Investire nella difesa? Ed è giusto che sia così.

Quando gli alleati della NATO hanno alzato nuovamente l'asticella all'Aia – 5% del PIL per la difesa, sostegno illimitato all'Ucraina, investimenti tecnologici accelerati – il Portogallo non è rimasto indietro. Per la prima volta da decenni, il Paese non solo promette di mantenere le promesse, ma vuole anche essere un leader.
La questione ora non è se riusciremo a tenere il passo con i grandi. Ma se riusciremo a farlo senza perdere la rotta.
Dall'invasione dell'Ucraina, è diventato chiaro che la pace non può essere garantita con buone intenzioni o bilanci ridotti al minimo. L'Europa si è resa conto della necessità di difendersi. E il Portogallo, nonostante le sue dimensioni, non può continuare a essere un mero spettatore. Per questo il governo ha annunciato che anticiperà l'obiettivo del 2% del PIL per la difesa, con quattro anni di anticipo. Un gesto tutt'altro che simbolico.
È una decisione coraggiosa. In un Paese in cui ogni euro è conteso tra sanità, istruzione e pensioni, dire "investiamo nella difesa" richiede lungimiranza. Ma anche maturità politica: proteggere la democrazia costa denaro, e non farlo può costare molto di più.
Oltre alla spesa, c'è una strategia. Il governo vuole che questo investimento sia un motore di innovazione nazionale: dal supporto alle startup tecnologiche al coinvolgimento diretto del mondo accademico, passando per la riformulazione delle norme sugli appalti pubblici, per dare maggiore flessibilità alle aziende portoghesi che operano nel settore. Non si tratta solo di un rafforzamento militare, ma anche di un investimento industriale, economico e scientifico.

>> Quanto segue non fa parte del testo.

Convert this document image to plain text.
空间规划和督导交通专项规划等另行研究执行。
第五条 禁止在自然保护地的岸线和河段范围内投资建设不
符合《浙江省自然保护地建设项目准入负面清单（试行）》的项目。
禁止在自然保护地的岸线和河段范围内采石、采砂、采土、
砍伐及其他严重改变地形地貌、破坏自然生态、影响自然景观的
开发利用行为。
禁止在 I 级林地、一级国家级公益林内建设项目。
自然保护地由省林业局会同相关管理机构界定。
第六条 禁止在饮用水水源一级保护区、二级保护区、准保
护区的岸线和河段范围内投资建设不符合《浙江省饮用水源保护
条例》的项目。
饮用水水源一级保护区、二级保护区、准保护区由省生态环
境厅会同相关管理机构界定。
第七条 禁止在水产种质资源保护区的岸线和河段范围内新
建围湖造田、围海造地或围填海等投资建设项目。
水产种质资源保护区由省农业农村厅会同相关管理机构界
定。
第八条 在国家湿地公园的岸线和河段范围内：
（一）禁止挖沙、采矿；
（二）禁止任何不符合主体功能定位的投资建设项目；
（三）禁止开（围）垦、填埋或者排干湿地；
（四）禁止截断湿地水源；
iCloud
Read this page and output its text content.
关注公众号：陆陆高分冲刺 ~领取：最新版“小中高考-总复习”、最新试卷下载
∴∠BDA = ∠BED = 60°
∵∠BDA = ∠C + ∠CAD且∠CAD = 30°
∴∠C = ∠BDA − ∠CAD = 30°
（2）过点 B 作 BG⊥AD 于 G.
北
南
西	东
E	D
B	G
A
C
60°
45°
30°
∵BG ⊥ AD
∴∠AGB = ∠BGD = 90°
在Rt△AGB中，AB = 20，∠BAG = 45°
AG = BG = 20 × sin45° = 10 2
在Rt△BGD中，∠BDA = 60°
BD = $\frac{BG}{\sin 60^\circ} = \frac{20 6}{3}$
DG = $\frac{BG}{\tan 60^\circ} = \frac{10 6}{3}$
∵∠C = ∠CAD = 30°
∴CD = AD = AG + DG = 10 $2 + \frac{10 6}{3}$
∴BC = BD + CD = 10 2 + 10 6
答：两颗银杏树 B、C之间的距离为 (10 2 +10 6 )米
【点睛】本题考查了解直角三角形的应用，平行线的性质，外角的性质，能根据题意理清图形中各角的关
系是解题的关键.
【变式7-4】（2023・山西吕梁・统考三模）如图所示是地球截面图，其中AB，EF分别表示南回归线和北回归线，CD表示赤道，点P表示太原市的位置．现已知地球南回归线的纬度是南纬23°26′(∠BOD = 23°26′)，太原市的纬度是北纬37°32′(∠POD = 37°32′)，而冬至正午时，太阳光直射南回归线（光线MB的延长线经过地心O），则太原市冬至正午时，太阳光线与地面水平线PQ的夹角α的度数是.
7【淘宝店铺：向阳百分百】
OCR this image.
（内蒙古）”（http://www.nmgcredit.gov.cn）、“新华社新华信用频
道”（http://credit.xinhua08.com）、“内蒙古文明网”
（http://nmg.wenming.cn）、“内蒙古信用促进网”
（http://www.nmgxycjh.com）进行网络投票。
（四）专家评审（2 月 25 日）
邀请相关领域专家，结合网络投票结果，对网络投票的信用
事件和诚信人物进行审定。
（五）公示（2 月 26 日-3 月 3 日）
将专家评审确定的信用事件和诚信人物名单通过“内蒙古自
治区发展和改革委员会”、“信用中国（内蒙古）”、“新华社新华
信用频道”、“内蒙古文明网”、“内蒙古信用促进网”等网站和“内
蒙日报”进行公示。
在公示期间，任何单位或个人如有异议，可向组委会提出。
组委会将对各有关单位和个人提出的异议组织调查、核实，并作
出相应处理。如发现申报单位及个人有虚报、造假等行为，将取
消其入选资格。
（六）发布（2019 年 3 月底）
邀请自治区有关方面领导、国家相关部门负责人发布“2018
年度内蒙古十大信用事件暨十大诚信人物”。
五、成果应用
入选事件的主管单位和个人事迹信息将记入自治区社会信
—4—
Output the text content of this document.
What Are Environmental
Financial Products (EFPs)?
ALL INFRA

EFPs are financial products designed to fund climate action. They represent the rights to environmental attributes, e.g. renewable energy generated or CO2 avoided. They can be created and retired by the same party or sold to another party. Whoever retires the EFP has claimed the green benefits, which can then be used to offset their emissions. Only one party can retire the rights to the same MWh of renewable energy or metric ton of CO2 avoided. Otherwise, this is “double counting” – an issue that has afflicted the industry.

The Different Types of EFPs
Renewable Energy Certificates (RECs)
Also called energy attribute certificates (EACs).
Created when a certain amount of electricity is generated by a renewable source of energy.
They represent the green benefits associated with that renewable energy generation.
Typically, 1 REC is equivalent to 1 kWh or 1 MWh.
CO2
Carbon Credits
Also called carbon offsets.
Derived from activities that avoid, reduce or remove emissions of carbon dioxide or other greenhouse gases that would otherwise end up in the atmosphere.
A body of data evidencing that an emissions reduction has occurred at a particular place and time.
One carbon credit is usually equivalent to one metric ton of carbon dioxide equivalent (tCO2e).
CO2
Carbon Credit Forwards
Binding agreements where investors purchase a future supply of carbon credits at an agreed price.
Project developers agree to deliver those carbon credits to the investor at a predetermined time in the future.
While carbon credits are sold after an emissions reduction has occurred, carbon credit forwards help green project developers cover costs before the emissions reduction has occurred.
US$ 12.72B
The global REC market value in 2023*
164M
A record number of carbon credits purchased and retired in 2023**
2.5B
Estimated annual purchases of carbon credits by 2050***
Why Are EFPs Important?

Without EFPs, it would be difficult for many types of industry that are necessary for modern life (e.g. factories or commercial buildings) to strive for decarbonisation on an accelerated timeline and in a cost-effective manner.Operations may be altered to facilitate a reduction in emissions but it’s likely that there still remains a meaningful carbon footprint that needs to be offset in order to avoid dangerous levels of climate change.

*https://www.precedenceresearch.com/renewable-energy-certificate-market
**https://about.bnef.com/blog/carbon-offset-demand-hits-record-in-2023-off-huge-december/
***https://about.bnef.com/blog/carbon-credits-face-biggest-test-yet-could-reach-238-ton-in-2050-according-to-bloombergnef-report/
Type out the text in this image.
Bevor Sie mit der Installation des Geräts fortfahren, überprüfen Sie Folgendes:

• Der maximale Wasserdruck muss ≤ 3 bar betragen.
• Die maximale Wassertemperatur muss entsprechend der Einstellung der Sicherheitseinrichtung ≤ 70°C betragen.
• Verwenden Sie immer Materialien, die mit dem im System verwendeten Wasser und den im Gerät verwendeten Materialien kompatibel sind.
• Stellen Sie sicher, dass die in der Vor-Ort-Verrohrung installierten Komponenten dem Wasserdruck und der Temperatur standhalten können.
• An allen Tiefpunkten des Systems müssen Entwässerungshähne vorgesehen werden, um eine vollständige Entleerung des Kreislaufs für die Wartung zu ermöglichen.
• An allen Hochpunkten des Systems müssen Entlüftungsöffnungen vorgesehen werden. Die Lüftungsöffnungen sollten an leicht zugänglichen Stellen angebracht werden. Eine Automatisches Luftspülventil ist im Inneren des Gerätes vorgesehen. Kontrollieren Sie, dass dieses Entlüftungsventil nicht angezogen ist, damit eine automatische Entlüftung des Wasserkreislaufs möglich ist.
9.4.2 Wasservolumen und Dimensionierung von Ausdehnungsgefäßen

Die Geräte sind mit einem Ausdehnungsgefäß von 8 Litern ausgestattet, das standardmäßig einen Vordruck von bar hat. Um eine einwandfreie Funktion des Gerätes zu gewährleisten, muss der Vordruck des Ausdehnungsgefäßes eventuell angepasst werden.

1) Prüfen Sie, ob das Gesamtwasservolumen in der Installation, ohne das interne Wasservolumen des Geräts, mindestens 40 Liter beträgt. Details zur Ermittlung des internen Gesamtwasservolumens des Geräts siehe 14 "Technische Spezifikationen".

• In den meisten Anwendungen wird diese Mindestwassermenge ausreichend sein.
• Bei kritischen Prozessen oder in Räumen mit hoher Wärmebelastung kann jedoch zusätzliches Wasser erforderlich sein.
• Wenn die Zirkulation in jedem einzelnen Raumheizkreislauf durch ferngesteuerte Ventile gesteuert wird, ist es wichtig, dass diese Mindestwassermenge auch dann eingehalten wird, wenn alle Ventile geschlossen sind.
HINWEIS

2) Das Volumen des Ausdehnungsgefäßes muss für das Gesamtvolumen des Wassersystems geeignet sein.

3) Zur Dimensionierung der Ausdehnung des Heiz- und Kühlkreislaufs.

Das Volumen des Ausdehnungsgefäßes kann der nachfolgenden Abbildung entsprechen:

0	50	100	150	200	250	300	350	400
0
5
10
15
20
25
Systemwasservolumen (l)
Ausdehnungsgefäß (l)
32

Una NATO con accento portoghese.
Il Portogallo possiede risorse uniche in questa nuova partita a scacchi geostrategica. La sua posizione atlantica lo pone in un crocevia chiave tra i continenti, con accesso privilegiato all'Atlantico meridionale e alle rotte marittime emergenti. L'attenzione alla difesa informatica e alla guerra ibrida – dove le minacce non provengono dai carri armati, ma da satelliti, reti o sabotaggi – rende ancora più evidente il valore dell'investimento nell'innovazione nazionale. Il Portogallo non deve essere necessariamente il più grande. Ma può essere uno dei più intelligenti.
E questa non è una guerra astratta. Una moderna difesa nazionale non serve solo a rispondere a scenari di conflitto armato. Serve a proteggere le infrastrutture critiche, a reagire alle crisi tecnologiche, a supportare le popolazioni in caso di catastrofi e a garantire che il Paese disponga di risorse proprie in caso di imprevisti. La pandemia lo ha già dimostrato. Anche il cambiamento climatico lo dimostra. Investire nel settore della difesa non è un lusso: è un'assicurazione sulla sovranità.
È naturale che ci siano dubbi. Parlare di maggiori investimenti nella difesa può sembrare strano in un Paese con così tante altre esigenze. Ma questa scelta non sostituisce altre priorità, le protegge. Solo con la sicurezza possiamo garantire salute, istruzione o stabilità. L'importante ora è che questo percorso sia chiaro, equo e ben spiegato. E che il Portogallo non venga lasciato indietro in un momento decisivo.
La decisione annunciata all'Aia non è solo di bilancio. È politica. È strategica. E, soprattutto, è matura. Assumersi responsabilità nella NATO è anche l'affermazione dell'ambizione di un Paese che vuole essere parte della soluzione e non solo un nome sulla lista. Per la sicurezza, per l'economia e – sì – per la libertà.